PUERTO RICO: Water company near collapse

Issue 

BY CARMELO RUIZ-MARRERO

SAN JUAN — The Puerto Rico Aqueducts and Sewers Authority (PRASA) is on the verge of collapse. In the last few years, the citizenry has been showered with a seemingly endless string of press reports about the agency's incompetence and inefficiency.

Whole communities all over this Caribbean island have gone without water for weeks, even months and years. And the 1995 privatisation of PRASA's administration to the Compania de Aguas, a subsidiary of the France-based Vivendi corporation, has not helped at all, according to government documents and press reports.

This week the Puerto Rico Office of the Comptroller issued a report about PRASA's performance that pointed out glaring deficiencies and irregularities. Among these, the agency is operating with losses of US$695 million, and has not collected US$165 million in bills.

The report estimates that approximately half of PRASA's water is wasted because of leaky aqueducts.

Also, the Comptroller found 3181 deficiencies in the administration, operation and maintenance of its infrastructure. The report also mentions that between 1995 and 2000, the United States Environmental Protection Agency fined PRASA a total of US$6.2 million for various violations of US environmental laws.

Puerto Rico is an unincorporated territory of the United States, the only such arrangement in US history. Its residents are US citizens and are subject to US laws, but do not vote in presidential elections, and have no voice or vote in Congress.

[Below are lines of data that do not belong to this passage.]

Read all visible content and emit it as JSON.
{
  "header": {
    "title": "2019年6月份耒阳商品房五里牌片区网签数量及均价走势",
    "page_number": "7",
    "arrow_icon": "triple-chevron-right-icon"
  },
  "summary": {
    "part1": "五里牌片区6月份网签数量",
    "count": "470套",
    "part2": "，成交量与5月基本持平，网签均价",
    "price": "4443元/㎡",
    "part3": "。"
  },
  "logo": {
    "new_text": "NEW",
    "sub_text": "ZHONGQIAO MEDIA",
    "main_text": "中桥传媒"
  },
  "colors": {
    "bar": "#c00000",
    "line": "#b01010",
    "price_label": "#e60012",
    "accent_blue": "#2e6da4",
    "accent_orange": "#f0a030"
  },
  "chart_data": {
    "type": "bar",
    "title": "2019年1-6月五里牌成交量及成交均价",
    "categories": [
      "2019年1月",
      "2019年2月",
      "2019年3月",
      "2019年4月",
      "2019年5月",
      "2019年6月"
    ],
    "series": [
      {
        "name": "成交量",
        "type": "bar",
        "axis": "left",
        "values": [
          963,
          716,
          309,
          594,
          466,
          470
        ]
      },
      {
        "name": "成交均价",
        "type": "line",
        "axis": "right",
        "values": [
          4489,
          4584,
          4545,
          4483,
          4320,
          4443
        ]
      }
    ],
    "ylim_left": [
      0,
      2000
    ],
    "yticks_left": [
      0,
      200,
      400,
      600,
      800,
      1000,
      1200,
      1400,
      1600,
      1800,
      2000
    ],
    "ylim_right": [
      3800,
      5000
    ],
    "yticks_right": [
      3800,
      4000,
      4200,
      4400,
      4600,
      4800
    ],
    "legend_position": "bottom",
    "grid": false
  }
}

Comptroller Manuel Diaz-Saldana declared that the Compania de Aguas has not improved PRASA's service or the quality of its water in any way. The privatisation "has been a bad business deal for the people of Puerto Rico", said the Comptroller in a press conference. "We cannot keep administering the authority the way it has been done until now."

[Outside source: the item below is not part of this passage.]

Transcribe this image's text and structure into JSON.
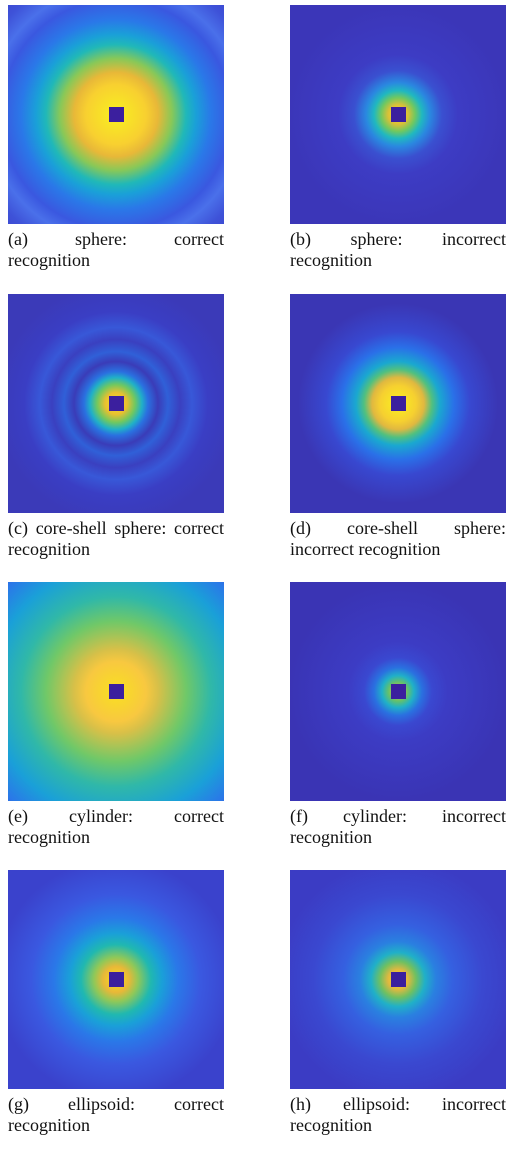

This is not the first government report critical of PRASA and the Compania de Aguas. Back in 1999 the Comptroller had documented numerous faults in both entities, including deficiencies in the maintenance, repair, administration and operation of aqueducts and sewers; and required financial reports that were either late or not made.

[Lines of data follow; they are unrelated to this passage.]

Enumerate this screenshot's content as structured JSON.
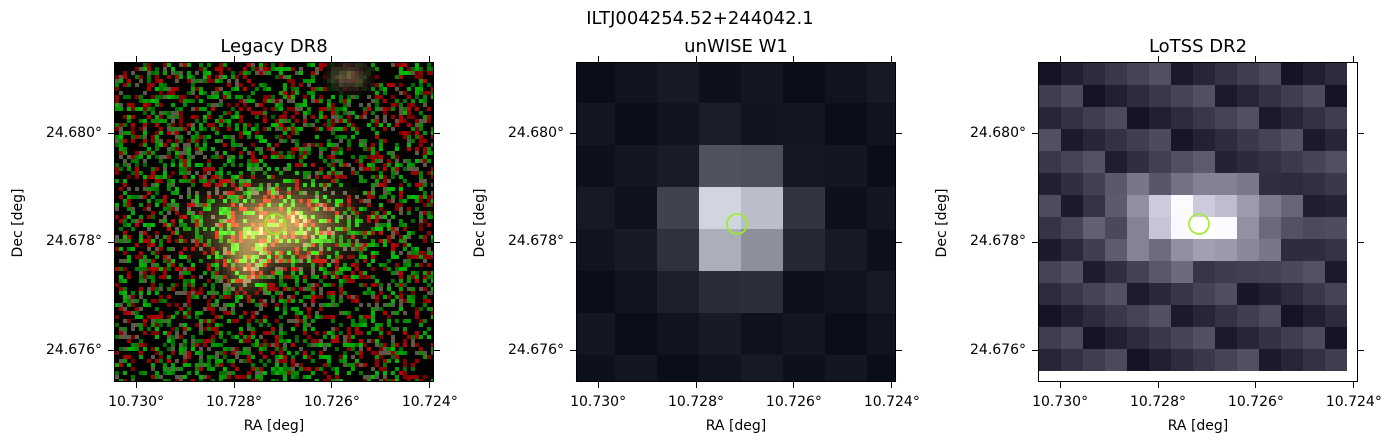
{
  "figure": {
    "title": "ILTJ004254.52+244042.1"
  },
  "panels": [
    {
      "id": "legacy",
      "title": "Legacy DR8",
      "xlabel": "RA [deg]",
      "ylabel": "Dec [deg]",
      "xticks": [
        "10.730°",
        "10.728°",
        "10.726°",
        "10.724°"
      ],
      "yticks": [
        "24.680°",
        "24.678°",
        "24.676°"
      ],
      "marker_color": "#9cf01a"
    },
    {
      "id": "unwise",
      "title": "unWISE W1",
      "xlabel": "RA [deg]",
      "ylabel": "Dec [deg]",
      "xticks": [
        "10.730°",
        "10.728°",
        "10.726°",
        "10.724°"
      ],
      "yticks": [
        "24.680°",
        "24.678°",
        "24.676°"
      ],
      "marker_color": "#9cf01a"
    },
    {
      "id": "lotss",
      "title": "LoTSS DR2",
      "xlabel": "RA [deg]",
      "ylabel": "Dec [deg]",
      "xticks": [
        "10.730°",
        "10.728°",
        "10.726°",
        "10.724°"
      ],
      "yticks": [
        "24.680°",
        "24.678°",
        "24.676°"
      ],
      "marker_color": "#9cf01a"
    }
  ]
}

The suffering and havoc caused by PRASA's failures has a very human face. Movimiento Agua Para Todos (MAPT), a coalition of waterless communities in eastern Puerto Rico, has documented the effect of the water crisis on public health. The organisation reports cases of skin allergies, gastroenteritis, conjunctivitis, and muscular spasms suffered by people who carry heavy water containers.

MAPT also reports that the members of communities without water are afflicted by desperation, irritability, anxiety, frustration, loss of self-esteem and depression, and their marriages and family life are greatly stressed.

There are also serious economic impacts. Family budgets are badly depleted by expenses such as water filters, bottled water, cisterns and pumps. The effect of the lack of water on businesses, such as cafeterias and bakeries, has been nothing less than disastrous.

"This situation calls for a complete reorganisation of PRASA's administration, especially its top management", stated Sarah Peisch, of the Centro de Accion Ambiental, a local environmental NGO. "There are many 'batatas politicas' in there, that is, people who work there not because of their talent and merit but because of their political affiliations. They must be fired and replaced with serious and committed professionals."

Puerto Rico's water debacle is apparently part of a larger, global crisis. "Global consumption of water is doubling every twenty years, more than twice the rate of human population growth", according to Blue Gold, a report by the International Forum on Globalization.

"According to the United Nations, more than one billion people on Earth already lack access to fresh drinking water. If current trends persist, by 2025 the demand for fresh water is expected to rise by 56% more than is currently available."

The document declares that "experience shows that selling water on the open market does not address the needs of poor, thirsty people. On the contrary, privatised water is delivered to those who can pay for it, such as wealthy cities and individuals and water-intensive industries such as agriculture and high-tech."